Ricoh eDiscovery

The Four Prerequisites of Automatic Redaction (Complete With Beyoncé Examples)

Posted by Ian R. Sinclair |8 minute read

Feb 24, 2021 4:33:56 PM


Redaction of privileged content or personal information is commonplace before documents are produced to an external party. Manual redaction has predominated throughout my 10 years in eDiscovery, but, as of late, automatic redaction tools are gaining ground. Yet, in my experience with the current tools, automatic redaction should be relied upon in limited (or specialized) circumstances and, often, require extensive eyes-on quality control.

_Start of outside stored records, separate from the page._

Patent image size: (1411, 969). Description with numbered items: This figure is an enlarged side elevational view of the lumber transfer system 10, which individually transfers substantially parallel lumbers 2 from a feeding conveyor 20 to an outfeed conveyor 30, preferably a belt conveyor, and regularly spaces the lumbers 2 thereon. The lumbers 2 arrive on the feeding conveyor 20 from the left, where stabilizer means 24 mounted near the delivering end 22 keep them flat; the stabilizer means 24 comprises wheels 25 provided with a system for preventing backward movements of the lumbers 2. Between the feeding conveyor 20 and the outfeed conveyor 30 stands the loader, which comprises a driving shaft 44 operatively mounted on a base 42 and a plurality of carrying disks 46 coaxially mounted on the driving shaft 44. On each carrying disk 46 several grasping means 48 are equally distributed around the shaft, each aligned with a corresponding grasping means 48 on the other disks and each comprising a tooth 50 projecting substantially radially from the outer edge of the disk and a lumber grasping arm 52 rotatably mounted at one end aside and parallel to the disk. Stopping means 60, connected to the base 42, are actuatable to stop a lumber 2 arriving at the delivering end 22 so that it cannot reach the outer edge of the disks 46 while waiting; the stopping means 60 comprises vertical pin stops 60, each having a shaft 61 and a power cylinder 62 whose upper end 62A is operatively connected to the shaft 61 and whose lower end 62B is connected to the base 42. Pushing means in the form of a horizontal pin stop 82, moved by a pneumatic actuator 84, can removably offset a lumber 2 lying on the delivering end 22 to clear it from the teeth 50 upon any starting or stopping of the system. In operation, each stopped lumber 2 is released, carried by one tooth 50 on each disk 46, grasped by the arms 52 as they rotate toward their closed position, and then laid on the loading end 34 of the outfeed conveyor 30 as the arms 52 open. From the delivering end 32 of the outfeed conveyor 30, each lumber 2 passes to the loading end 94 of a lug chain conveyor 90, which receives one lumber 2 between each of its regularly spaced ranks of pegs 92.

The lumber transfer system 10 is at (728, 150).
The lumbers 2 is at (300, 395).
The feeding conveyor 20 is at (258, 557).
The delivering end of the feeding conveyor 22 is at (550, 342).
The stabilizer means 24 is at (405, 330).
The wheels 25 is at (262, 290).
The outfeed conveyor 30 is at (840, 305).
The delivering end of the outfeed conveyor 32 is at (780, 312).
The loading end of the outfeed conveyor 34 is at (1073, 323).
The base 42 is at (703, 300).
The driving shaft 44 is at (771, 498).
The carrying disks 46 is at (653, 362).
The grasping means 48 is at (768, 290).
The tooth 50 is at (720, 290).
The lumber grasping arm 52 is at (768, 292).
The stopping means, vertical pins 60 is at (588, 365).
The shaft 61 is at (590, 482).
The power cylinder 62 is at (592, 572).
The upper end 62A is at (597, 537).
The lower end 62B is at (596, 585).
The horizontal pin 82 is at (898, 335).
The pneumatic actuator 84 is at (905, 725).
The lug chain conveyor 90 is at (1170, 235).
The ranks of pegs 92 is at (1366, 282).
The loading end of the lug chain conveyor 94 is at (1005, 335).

Would automatic redaction be effective in your situation? The answer is a definitive ‘yes’ if your matter meets the four prerequisites detailed below. The further your situation diverges from these ideal conditions, your decision as to whether an automatic redaction tool is appropriate will be dictated by your risk appetite for over-redaction (the redaction of non-privileged content) and/or under-redaction (when personal information is not redacted).

1. High Precision and High Recall Terms

Automatic redaction is effective if redaction is required of terms with high precision and high recall.

The redaction of certain types of information can be well-suited for automatic redaction if the terms have high precision and high recall. This is often the case with certain types of personal information.

Take for example the name “Beyoncé Knowles” or “Beyoncé”. “Beyoncé”, as a search term, has high precision and high recall such that the term will likely always refer to the singer (high precision) and will likely capture most, if not all, references to the singer (high recall), especially if coupled with her nicknames of “Queen B” or “Bey”.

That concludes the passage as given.